En ese momento el túnel se llenó de luces y gritos; empleados de la municipalidad o policías, munidos de linternas, nos rodearon y preguntaron qué hacíamos allí, y cuando yo ya iba a responder un poderoso rugido inundó aquel espacio subterráneo haciendo temblar los muros y el techo; entre los juegos de luces y sombras me pareció ver a Sekhmet agigantado y con rostro leonino saltar sobre los intrusos de forma terrible; Anita me tomó de la mano y me arrastró fuera de allí.
_Ya está cumplido.
Fue lo único que dijo una vez que salimos al exterior, a la noche algo calurosa.
_ Anita… lo que pasó allá abajo…
_ ¿Lo que pasó?

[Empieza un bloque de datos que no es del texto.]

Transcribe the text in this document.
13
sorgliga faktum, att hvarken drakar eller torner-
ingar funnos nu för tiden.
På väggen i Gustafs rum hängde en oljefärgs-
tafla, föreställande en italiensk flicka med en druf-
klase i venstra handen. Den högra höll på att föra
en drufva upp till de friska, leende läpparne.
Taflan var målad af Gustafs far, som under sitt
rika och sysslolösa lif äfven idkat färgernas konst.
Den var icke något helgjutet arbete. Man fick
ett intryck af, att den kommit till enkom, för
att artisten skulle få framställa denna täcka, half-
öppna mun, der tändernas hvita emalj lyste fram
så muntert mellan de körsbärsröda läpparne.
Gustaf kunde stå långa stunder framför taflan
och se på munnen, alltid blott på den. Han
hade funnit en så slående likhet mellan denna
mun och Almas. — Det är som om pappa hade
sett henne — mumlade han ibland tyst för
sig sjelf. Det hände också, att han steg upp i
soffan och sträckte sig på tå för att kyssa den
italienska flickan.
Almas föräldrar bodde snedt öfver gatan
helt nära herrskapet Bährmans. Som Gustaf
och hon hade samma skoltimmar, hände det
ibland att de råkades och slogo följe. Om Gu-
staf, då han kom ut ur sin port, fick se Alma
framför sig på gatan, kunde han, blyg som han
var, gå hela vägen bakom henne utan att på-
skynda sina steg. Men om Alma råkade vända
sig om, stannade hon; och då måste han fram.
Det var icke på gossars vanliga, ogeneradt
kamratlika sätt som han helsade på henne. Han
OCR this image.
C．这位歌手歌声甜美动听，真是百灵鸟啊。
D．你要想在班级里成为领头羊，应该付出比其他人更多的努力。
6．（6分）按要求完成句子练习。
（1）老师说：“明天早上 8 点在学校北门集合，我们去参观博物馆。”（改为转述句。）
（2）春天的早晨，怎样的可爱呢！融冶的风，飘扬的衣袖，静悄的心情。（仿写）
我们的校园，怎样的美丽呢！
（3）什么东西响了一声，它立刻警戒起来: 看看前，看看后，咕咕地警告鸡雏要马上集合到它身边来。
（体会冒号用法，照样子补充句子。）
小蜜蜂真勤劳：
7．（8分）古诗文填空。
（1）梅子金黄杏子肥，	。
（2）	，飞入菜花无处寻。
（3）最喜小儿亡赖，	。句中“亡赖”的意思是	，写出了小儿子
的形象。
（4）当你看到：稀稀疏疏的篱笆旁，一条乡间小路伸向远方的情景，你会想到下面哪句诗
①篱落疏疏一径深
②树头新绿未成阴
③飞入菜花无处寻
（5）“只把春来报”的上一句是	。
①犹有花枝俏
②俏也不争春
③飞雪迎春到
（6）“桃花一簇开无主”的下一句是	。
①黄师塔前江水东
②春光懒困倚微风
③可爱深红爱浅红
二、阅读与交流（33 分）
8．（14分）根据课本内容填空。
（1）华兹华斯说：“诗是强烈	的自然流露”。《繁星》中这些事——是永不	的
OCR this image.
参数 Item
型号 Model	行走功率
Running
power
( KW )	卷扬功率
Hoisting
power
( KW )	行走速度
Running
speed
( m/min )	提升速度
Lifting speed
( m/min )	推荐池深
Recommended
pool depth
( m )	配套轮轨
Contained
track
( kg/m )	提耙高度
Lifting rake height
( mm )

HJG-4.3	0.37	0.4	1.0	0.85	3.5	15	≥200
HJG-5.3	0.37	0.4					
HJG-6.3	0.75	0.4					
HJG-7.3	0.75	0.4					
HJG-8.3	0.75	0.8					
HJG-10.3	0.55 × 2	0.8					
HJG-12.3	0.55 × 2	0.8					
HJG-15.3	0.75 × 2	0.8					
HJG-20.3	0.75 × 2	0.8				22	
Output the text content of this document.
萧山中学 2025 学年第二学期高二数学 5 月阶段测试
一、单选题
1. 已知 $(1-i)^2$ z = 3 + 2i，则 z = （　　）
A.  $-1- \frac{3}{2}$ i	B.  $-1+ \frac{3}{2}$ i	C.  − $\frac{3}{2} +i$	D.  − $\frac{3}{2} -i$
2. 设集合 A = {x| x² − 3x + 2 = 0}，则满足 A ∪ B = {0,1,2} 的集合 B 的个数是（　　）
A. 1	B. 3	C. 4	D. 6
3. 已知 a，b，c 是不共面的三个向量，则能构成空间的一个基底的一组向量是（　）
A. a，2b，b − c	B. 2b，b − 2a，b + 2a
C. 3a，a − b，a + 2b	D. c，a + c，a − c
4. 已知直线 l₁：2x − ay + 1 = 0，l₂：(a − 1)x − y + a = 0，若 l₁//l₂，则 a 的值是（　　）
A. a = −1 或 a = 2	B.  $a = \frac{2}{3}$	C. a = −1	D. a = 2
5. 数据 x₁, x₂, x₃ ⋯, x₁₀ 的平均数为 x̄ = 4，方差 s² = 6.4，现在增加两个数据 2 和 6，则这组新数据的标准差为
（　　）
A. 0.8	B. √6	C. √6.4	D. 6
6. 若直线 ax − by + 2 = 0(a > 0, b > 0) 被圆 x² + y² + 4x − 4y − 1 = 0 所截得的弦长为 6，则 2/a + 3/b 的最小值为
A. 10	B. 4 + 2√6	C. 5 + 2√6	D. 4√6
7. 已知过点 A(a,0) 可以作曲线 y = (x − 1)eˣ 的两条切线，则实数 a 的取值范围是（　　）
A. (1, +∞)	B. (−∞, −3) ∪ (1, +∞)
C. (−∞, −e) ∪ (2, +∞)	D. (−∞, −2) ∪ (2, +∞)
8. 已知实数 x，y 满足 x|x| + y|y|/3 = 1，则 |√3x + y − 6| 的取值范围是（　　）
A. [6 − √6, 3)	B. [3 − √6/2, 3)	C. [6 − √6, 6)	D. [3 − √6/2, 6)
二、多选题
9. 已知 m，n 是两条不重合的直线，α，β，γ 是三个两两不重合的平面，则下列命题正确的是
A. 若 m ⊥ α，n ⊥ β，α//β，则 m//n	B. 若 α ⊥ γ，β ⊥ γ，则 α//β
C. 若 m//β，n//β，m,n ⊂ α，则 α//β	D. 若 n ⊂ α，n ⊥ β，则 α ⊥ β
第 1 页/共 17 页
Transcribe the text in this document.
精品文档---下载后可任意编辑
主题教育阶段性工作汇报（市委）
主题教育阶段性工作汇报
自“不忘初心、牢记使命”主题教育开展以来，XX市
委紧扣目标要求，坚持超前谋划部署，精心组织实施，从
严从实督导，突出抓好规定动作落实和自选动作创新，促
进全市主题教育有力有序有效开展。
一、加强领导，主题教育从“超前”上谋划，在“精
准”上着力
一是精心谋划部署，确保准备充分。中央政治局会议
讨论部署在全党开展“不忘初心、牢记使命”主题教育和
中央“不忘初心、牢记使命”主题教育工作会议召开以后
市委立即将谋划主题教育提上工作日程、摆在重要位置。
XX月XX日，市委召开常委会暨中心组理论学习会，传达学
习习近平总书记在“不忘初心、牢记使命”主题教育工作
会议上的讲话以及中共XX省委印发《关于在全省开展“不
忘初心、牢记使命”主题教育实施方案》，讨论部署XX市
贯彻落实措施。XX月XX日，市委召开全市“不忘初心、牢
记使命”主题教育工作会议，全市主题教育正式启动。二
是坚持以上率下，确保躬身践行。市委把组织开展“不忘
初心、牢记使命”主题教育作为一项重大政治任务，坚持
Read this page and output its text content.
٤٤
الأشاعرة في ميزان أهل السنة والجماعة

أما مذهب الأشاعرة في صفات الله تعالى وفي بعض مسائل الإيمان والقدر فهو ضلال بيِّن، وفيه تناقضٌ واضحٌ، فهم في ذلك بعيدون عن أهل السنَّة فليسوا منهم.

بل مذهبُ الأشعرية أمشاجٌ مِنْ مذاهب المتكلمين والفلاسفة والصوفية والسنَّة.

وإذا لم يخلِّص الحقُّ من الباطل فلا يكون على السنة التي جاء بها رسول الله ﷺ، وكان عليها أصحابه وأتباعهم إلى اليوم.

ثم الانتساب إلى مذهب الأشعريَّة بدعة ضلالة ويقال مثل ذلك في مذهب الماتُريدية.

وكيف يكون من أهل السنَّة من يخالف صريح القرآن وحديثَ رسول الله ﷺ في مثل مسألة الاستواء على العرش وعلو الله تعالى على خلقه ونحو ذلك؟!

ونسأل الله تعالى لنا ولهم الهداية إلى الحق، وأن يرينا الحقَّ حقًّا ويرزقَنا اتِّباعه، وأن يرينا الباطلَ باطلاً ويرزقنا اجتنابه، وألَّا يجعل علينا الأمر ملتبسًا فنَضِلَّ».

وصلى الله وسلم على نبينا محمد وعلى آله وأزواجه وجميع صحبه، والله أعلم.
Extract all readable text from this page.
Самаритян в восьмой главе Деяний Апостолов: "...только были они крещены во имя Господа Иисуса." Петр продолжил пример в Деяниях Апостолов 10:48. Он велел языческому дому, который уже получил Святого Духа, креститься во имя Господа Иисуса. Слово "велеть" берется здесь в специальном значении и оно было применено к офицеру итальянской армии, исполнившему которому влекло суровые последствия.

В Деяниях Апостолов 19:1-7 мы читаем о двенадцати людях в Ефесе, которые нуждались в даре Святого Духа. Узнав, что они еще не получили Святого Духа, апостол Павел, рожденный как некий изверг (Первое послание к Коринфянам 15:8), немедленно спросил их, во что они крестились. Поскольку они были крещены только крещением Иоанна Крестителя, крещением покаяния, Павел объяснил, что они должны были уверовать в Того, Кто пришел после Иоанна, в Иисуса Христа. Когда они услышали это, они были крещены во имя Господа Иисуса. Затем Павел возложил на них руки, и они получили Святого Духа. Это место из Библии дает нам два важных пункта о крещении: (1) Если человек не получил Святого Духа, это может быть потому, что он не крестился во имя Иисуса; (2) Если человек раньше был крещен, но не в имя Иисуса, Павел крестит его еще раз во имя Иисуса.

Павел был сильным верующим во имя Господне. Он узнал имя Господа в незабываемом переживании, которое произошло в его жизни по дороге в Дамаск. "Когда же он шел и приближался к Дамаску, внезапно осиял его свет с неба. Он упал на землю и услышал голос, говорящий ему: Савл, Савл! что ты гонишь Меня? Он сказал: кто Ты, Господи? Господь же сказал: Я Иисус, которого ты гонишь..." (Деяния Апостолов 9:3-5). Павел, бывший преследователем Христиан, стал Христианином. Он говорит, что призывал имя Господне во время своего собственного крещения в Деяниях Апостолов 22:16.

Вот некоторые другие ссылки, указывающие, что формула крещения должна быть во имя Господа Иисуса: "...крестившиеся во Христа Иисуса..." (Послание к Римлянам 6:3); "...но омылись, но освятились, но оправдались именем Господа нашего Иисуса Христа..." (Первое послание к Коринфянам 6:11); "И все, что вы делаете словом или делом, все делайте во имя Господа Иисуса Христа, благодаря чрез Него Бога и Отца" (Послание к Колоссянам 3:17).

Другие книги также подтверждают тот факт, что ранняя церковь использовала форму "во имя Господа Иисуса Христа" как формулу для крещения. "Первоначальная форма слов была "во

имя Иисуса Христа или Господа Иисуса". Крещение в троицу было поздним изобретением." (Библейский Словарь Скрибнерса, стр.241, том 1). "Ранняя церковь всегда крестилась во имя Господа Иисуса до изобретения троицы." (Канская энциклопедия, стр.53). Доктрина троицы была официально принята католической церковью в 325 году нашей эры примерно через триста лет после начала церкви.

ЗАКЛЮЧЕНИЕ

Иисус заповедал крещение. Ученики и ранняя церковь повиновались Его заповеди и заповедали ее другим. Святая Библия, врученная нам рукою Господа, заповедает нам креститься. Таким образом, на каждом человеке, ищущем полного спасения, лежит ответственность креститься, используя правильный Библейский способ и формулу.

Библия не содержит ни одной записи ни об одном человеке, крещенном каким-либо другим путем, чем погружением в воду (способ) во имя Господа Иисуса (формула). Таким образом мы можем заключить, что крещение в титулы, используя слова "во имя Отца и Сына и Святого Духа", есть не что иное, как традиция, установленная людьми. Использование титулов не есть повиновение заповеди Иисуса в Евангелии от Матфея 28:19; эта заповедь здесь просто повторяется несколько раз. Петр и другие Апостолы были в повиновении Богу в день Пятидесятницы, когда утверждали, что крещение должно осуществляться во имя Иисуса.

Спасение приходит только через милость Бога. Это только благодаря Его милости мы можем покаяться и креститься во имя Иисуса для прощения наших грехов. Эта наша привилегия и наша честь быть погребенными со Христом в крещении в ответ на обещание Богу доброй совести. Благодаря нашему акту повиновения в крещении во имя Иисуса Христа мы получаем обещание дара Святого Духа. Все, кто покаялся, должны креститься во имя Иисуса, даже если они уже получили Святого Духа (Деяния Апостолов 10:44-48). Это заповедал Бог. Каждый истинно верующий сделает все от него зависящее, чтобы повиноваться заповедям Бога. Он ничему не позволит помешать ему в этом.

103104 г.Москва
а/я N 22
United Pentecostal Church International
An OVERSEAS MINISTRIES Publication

Nada pasó, lo que ya pasó no existe, el tiempo es un libro que se borra una vez que se leyó, nunca volveremos a la misma página porque esa página ya no existe, sólo existe el…
_ Sí, ya sé: sólo existe el futuro.
_ Exacto.
_ Bueno; en el futuro, andate a cagar.
Y me alejé caminando aprisa. Ella no intentó detenerme, seguramente porque mi alejamiento ya estaba escrito y bla bla bla. No recuperé mi equipaje, pero tenía encima los documentos y algo de dinero.
Volví a mi vida; el local, las revistas apiladas y los libros de recambio, los vaivenes económicos, la soledad. No sé bien qué pasó esa noche ya lejana en los desagües de Mar del Plata, ni quise pensar en eso hasta que supe, en 1999 por las revistas, que Anita había aparecido muerta en un cuarto de hotel, en condiciones algo misteriosas. Una foto algo desenfocada mostraba su cuerpo cubierto por una sábana; junto a la cama había botellas de cerveza roja, y en el rincón una cajita con arena.